Du 16 octobre au 19 novembre 2026, Opera Gallery Paris ne présente pas trois rétrospectives juxtaposées, mais une histoire d’amitié : celle qui a lié Andy Warhol, Jean-Michel Basquiat et Keith Haring dans le New York de la fin des années 1970 et des années 1980.
Il y a peu de rencontres, dans l’histoire de l’art de la fin du XXe siècle, qui aient été aussi déterminantes que celle de Jean-Michel Basquiat, Keith Haring et Andy Warhol. Tout, en apparence, les distinguait : leur génération, leur parcours, leur langage plastique. Mais une même ville, une même époque, et une conviction partagée les rapprochaient, celle que l’art pouvait s’inscrire pleinement dans le présent sans rien perdre de sa force. C’est cette proximité, plus intime que stylistique, qu’Opera Gallery Paris choisit de mettre en scène avec Warhol, Basquiat, Haring.

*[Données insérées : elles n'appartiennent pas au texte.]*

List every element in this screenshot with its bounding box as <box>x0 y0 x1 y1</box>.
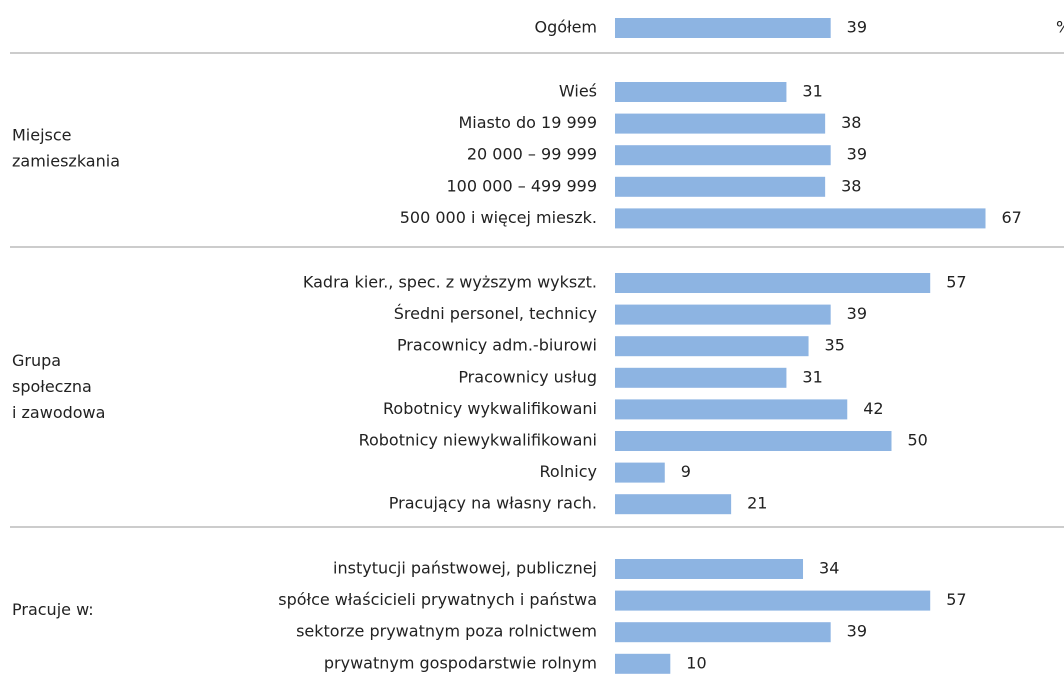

Une amitié artistique, du 16 octobre au 19 novembre 2026, avec une ouverture publique le 19 octobre à partir de 18 heures, à l’occasion d’un événement organisé par le comité Matignon Saint-Honoré.
L’exposition réunit une sélection importante de peintures et d’œuvres sur papier réalisées sur une décennie, de 1979 à 1989, soit exactement la période où les trois artistes se sont côtoyés, influencés et parfois défiés. Trois œuvres majeures structurent le parcours. De Warhol, Multicolored Retrospective, issue de la Reversal series (1979), qui regroupe trois sujets emblématiques de l’artiste, la Joconde, Marilyn Monroe et la boîte de soupe Campbell’s, incarnant à elle seule ses principes de répétition et d’appropriation. De Basquiat, Batman (1983), une œuvre sur papier qui illustre l’immédiateté brute et l’énergie propres à son langage visuel. De Haring enfin, TV Dog (1982), également sur papier, qui transpose son vocabulaire graphique instantanément reconnaissable en une réflexion à la fois ludique et incisive sur les médias de masse et la vie contemporaine.
Le choix curatorial mérite d’être souligné : plutôt que de raconter trois trajectoires individuelles rassemblées pour l’occasion, ce que font la plupart des expositions collectives, Opera Gallery propose de regarder autrement une histoire que l’on croit connaître. Non pas celle de trois carrières parallèles, mais celle d’une constellation fondée sur l’amitié, l’admiration réciproque et la circulation des idées entre les trois artistes. C’est un déplacement de focale qui change la nature même de ce qui est exposé : les œuvres ne sont plus seulement des jalons de carrière, mais les traces visibles d’un dialogue continu.
Cette approche est appuyée par un choix iconographique révélateur, celui de la photographie de Roxanne Lowit prise en 1985, montrant les trois hommes ensemble. L’image, davantage que n’importe quel texte de salle, condense l’argument de l’exposition : ces trois artistes n’ont pas seulement partagé une scène artistique, ils ont partagé une vie sociale, des soirées, une complicité qui a nourri leur travail respectif autant que leurs influences stylistiques croisées.
En resserrant le propos sur l’amitié plutôt que sur la seule filiation stylistique, Opera Gallery Paris prend le pari de faire de cette exposition un événement qui parle autant aux amateurs d’histoire de l’art qu’à un public plus large, sensible à cette idée simple mais rarement mise en avant : que les plus grandes ruptures artistiques naissent parfois moins d’une théorie que d’une amitié qui continue de façonner, aujourd’hui encore, notre manière de regarder l’art et les images.